The partisans in Slovakia, however, moved first. After 25 August guerrilla actions intensified and the insurgents were already in control of one town, Turciansky Sv. Martin. During the next two days Slovak garrisons defected to the partisans in other towns, but it took the murder of the head of the German military mission in Rumania, passing through Slovakia on his way to Berlin, to trigger
off the final explosion. Captain Velichko’s partisans halted the German military train at Turciansky Sv. Martin, which lay no great distance from the main partisan base at Sklabina. The German general along with his staff was taken from the train; they were lodged in a local military barracks and then shot the following day, 27 August. Enraged at these killings and incensed with the Slovak government for its failure to maintain order, Hitler ordered the 357th German Infantry Division along with some supporting units—a force of some 20,000 men—to move immediately into Slovakia to put down the disorder. On 29 August German reinforcements entered Slovakia from Moravia and the first fighting with the Slovaks broke out at Zilina, Cadca, Povazska Bystrica and Trencin. The partisan units pressed on with their own attacks, closed in on Banska Bystrica and seized the radio station.

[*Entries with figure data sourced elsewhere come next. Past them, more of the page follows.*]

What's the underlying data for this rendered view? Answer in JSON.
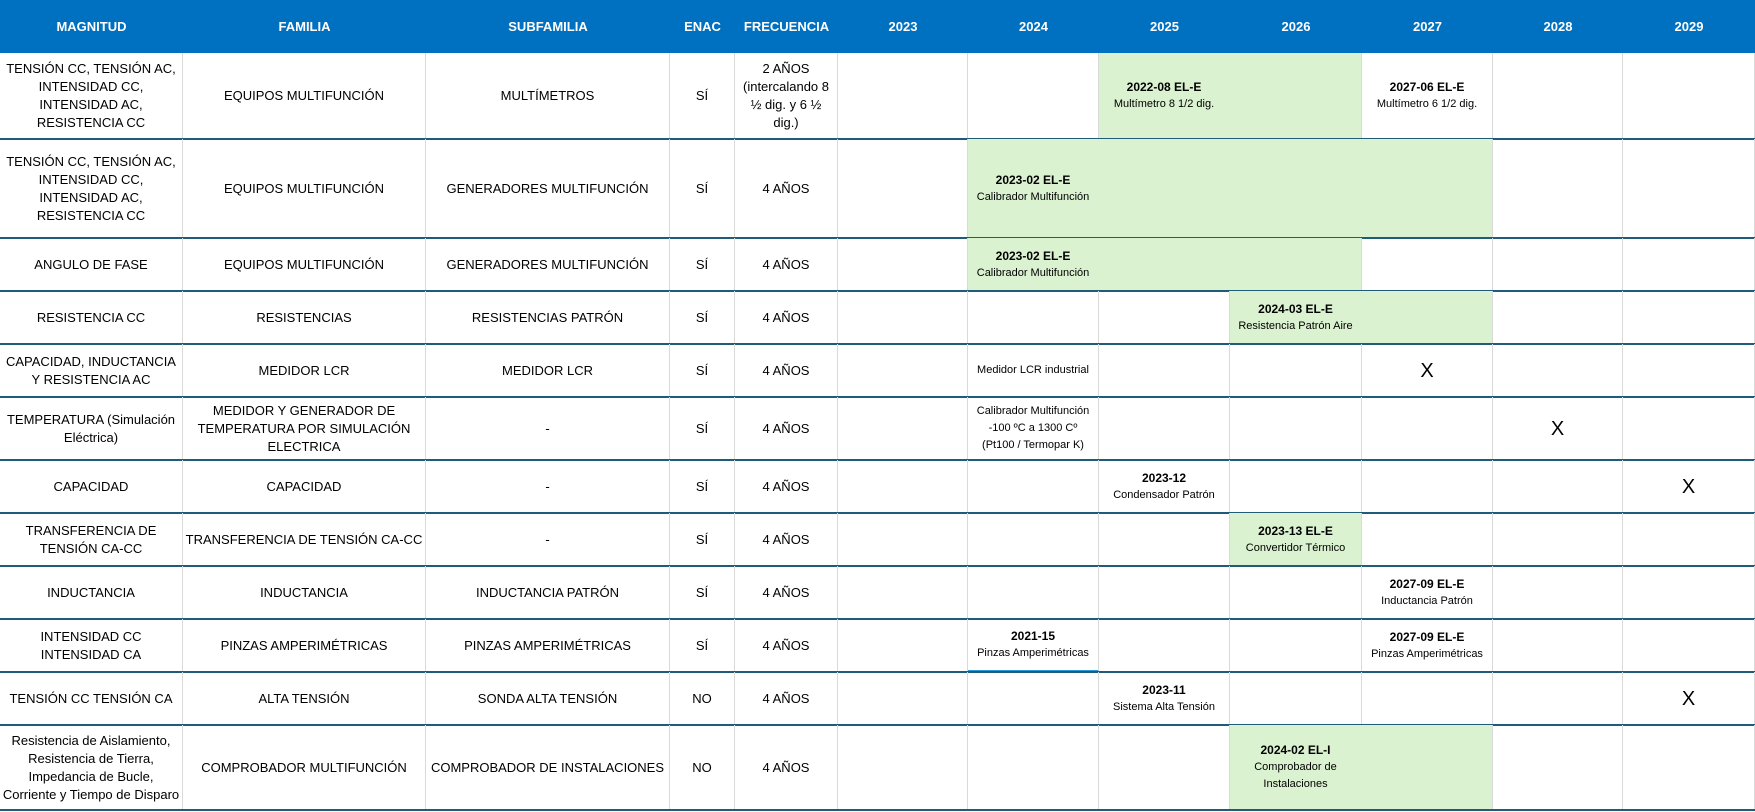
{
  "columns": {
    "magnitud": "MAGNITUD",
    "familia": "FAMILIA",
    "subfamilia": "SUBFAMILIA",
    "enac": "ENAC",
    "frecuencia": "FRECUENCIA",
    "years": [
      "2023",
      "2024",
      "2025",
      "2026",
      "2027",
      "2028",
      "2029"
    ]
  },
  "colors": {
    "header_bg": "#0070C0",
    "header_text": "#FFFFFF",
    "planned_fill": "#DAF2D0",
    "row_border": "#1F5C7A",
    "active_cell_underline": "#2E9BD6"
  },
  "rows": [
    {
      "magnitud": "TENSIÓN CC, TENSIÓN AC, INTENSIDAD CC, INTENSIDAD AC, RESISTENCIA CC",
      "familia": "EQUIPOS MULTIFUNCIÓN",
      "subfamilia": "MULTÍMETROS",
      "enac": "SÍ",
      "frecuencia": "2 AÑOS (intercalando 8 ½ dig. y 6 ½ dig.)",
      "green_years": [
        "2025",
        "2026"
      ],
      "entries": [
        {
          "year": "2025",
          "code": "2022-08 EL-E",
          "desc": "Multímetro 8 1/2 dig."
        },
        {
          "year": "2027",
          "code": "2027-06 EL-E",
          "desc": "Multímetro 6 1/2 dig."
        }
      ]
    },
    {
      "magnitud": "TENSIÓN CC, TENSIÓN AC, INTENSIDAD CC, INTENSIDAD AC, RESISTENCIA CC",
      "familia": "EQUIPOS MULTIFUNCIÓN",
      "subfamilia": "GENERADORES MULTIFUNCIÓN",
      "enac": "SÍ",
      "frecuencia": "4 AÑOS",
      "green_years": [
        "2024",
        "2025",
        "2026",
        "2027"
      ],
      "entries": [
        {
          "year": "2024",
          "code": "2023-02 EL-E",
          "desc": "Calibrador Multifunción"
        }
      ]
    },
    {
      "magnitud": "ANGULO DE FASE",
      "familia": "EQUIPOS MULTIFUNCIÓN",
      "subfamilia": "GENERADORES MULTIFUNCIÓN",
      "enac": "SÍ",
      "frecuencia": "4 AÑOS",
      "green_years": [
        "2024",
        "2025",
        "2026"
      ],
      "entries": [
        {
          "year": "2024",
          "code": "2023-02 EL-E",
          "desc": "Calibrador Multifunción"
        }
      ]
    },
    {
      "magnitud": "RESISTENCIA CC",
      "familia": "RESISTENCIAS",
      "subfamilia": "RESISTENCIAS PATRÓN",
      "enac": "SÍ",
      "frecuencia": "4 AÑOS",
      "green_years": [
        "2026",
        "2027"
      ],
      "entries": [
        {
          "year": "2026",
          "code": "2024-03 EL-E",
          "desc": "Resistencia Patrón Aire"
        }
      ]
    },
    {
      "magnitud": "CAPACIDAD, INDUCTANCIA Y RESISTENCIA AC",
      "familia": "MEDIDOR LCR",
      "subfamilia": "MEDIDOR LCR",
      "enac": "SÍ",
      "frecuencia": "4 AÑOS",
      "green_years": [],
      "entries": [
        {
          "year": "2024",
          "code": "",
          "desc": "Medidor LCR industrial"
        },
        {
          "year": "2027",
          "mark": "X"
        }
      ]
    },
    {
      "magnitud": "TEMPERATURA (Simulación Eléctrica)",
      "familia": "MEDIDOR Y GENERADOR DE TEMPERATURA POR SIMULACIÓN ELECTRICA",
      "subfamilia": "-",
      "enac": "SÍ",
      "frecuencia": "4 AÑOS",
      "green_years": [],
      "entries": [
        {
          "year": "2024",
          "code": "",
          "desc": "Calibrador Multifunción -100 ºC a 1300 Cº (Pt100 / Termopar K)"
        },
        {
          "year": "2028",
          "mark": "X"
        }
      ]
    },
    {
      "magnitud": "CAPACIDAD",
      "familia": "CAPACIDAD",
      "subfamilia": "-",
      "enac": "SÍ",
      "frecuencia": "4 AÑOS",
      "green_years": [],
      "entries": [
        {
          "year": "2025",
          "code": "2023-12",
          "desc": "Condensador Patrón"
        },
        {
          "year": "2029",
          "mark": "X"
        }
      ]
    },
    {
      "magnitud": "TRANSFERENCIA DE TENSIÓN CA-CC",
      "familia": "TRANSFERENCIA DE TENSIÓN CA-CC",
      "subfamilia": "-",
      "enac": "SÍ",
      "frecuencia": "4 AÑOS",
      "green_years": [
        "2026"
      ],
      "entries": [
        {
          "year": "2026",
          "code": "2023-13 EL-E",
          "desc": "Convertidor Térmico"
        }
      ]
    },
    {
      "magnitud": "INDUCTANCIA",
      "familia": "INDUCTANCIA",
      "subfamilia": "INDUCTANCIA PATRÓN",
      "enac": "SÍ",
      "frecuencia": "4 AÑOS",
      "green_years": [],
      "entries": [
        {
          "year": "2027",
          "code": "2027-09 EL-E",
          "desc": "Inductancia Patrón"
        }
      ]
    },
    {
      "magnitud": "INTENSIDAD CC INTENSIDAD CA",
      "familia": "PINZAS AMPERIMÉTRICAS",
      "subfamilia": "PINZAS AMPERIMÉTRICAS",
      "enac": "SÍ",
      "frecuencia": "4 AÑOS",
      "green_years": [],
      "active_year": "2024",
      "entries": [
        {
          "year": "2024",
          "code": "2021-15",
          "desc": "Pinzas Amperimétricas"
        },
        {
          "year": "2027",
          "code": "2027-09 EL-E",
          "desc": "Pinzas Amperimétricas"
        }
      ]
    },
    {
      "magnitud": "TENSIÓN CC TENSIÓN CA",
      "familia": "ALTA TENSIÓN",
      "subfamilia": "SONDA ALTA TENSIÓN",
      "enac": "NO",
      "frecuencia": "4 AÑOS",
      "green_years": [],
      "entries": [
        {
          "year": "2025",
          "code": "2023-11",
          "desc": "Sistema Alta Tensión"
        },
        {
          "year": "2029",
          "mark": "X"
        }
      ]
    },
    {
      "magnitud": "Resistencia de Aislamiento, Resistencia de Tierra, Impedancia de Bucle, Corriente y Tiempo de Disparo",
      "familia": "COMPROBADOR MULTIFUNCIÓN",
      "subfamilia": "COMPROBADOR DE INSTALACIONES",
      "enac": "NO",
      "frecuencia": "4 AÑOS",
      "green_years": [
        "2026",
        "2027"
      ],
      "entries": [
        {
          "year": "2026",
          "code": "2024-02 EL-I",
          "desc": "Comprobador de Instalaciones"
        }
      ]
    }
  ]
}
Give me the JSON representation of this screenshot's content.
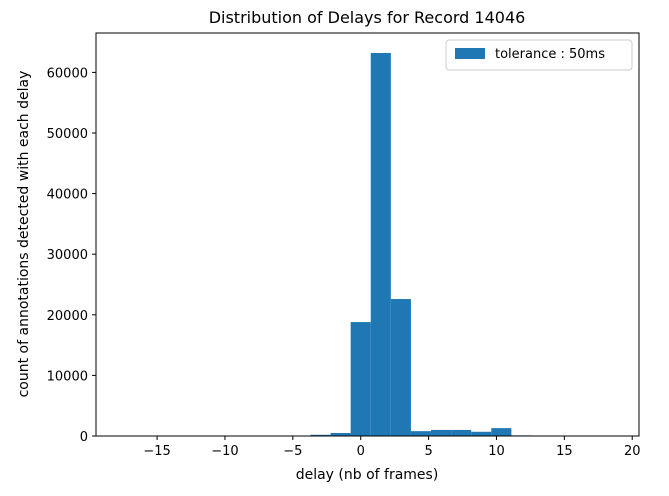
{
  "chart_data": {
    "type": "bar",
    "title": "Distribution of Delays for Record 14046",
    "xlabel": "delay (nb of frames)",
    "ylabel": "count of annotations detected with each delay",
    "xlim": [
      -19.5,
      20.5
    ],
    "ylim": [
      0,
      66500
    ],
    "xticks": [
      -15,
      -10,
      -5,
      0,
      5,
      10,
      15,
      20
    ],
    "xtick_labels": [
      "−15",
      "−10",
      "−5",
      "0",
      "5",
      "10",
      "15",
      "20"
    ],
    "yticks": [
      0,
      10000,
      20000,
      30000,
      40000,
      50000,
      60000
    ],
    "ytick_labels": [
      "0",
      "10000",
      "20000",
      "30000",
      "40000",
      "50000",
      "60000"
    ],
    "bin_width": 1.48,
    "series": [
      {
        "name": "tolerance : 50ms",
        "color": "#1f77b4",
        "bins": [
          {
            "x0": -18.5,
            "value": 0
          },
          {
            "x0": -17.02,
            "value": 0
          },
          {
            "x0": -15.54,
            "value": 0
          },
          {
            "x0": -14.06,
            "value": 0
          },
          {
            "x0": -12.58,
            "value": 0
          },
          {
            "x0": -11.1,
            "value": 0
          },
          {
            "x0": -9.62,
            "value": 0
          },
          {
            "x0": -8.14,
            "value": 0
          },
          {
            "x0": -6.66,
            "value": 0
          },
          {
            "x0": -5.18,
            "value": 50
          },
          {
            "x0": -3.7,
            "value": 200
          },
          {
            "x0": -2.22,
            "value": 500
          },
          {
            "x0": -0.74,
            "value": 18800
          },
          {
            "x0": 0.74,
            "value": 63200
          },
          {
            "x0": 2.22,
            "value": 22600
          },
          {
            "x0": 3.7,
            "value": 800
          },
          {
            "x0": 5.18,
            "value": 1000
          },
          {
            "x0": 6.66,
            "value": 1000
          },
          {
            "x0": 8.14,
            "value": 700
          },
          {
            "x0": 9.62,
            "value": 1300
          },
          {
            "x0": 11.1,
            "value": 100
          },
          {
            "x0": 12.58,
            "value": 50
          },
          {
            "x0": 14.06,
            "value": 0
          },
          {
            "x0": 15.54,
            "value": 0
          },
          {
            "x0": 17.02,
            "value": 0
          },
          {
            "x0": 18.5,
            "value": 0
          }
        ]
      }
    ],
    "legend_position": "top-right",
    "grid": false
  }
}
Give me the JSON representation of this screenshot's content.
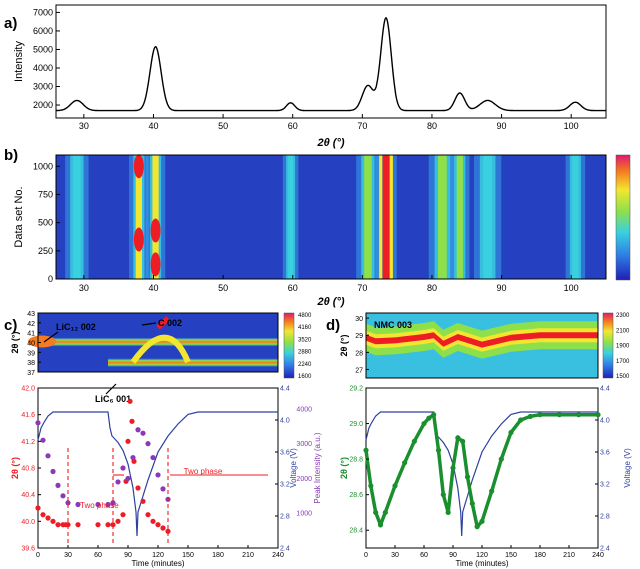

The ‘military centre’ run by Slovak officers sent out its own call sign for a military revolt—‘Commence transfer’—to all army units earmarked for operations against the Germans. The ‘Free Slovak Radio Station’ broadcast an appeal to the nation at large, calling on the Slovaks to resist the German invasion. The Slovak National Council proceeded to proclaim a ‘Czechoslovak Republic’ and announced the establishment of six provisional ministries. For the defence of the new state the Council authorized the establishment of two ‘defence areas’, each with an independent headquarters, to operate under the general command of the ‘1st Czechoslovak Army’: ‘Defence Area 1’ was centred on Banska Bystrica and disposed of three infantry regiments with artillery to defend the Zvolen–Banska Bystrica–Brezno area; ‘Defence Area 2’ had its own headquarters at Liptovy Sv. Mikulas and covered the area from Spiska Nova Ves-Kezmarok westwards to the Vah valley down to Dolny Kubin and Ruzomberok.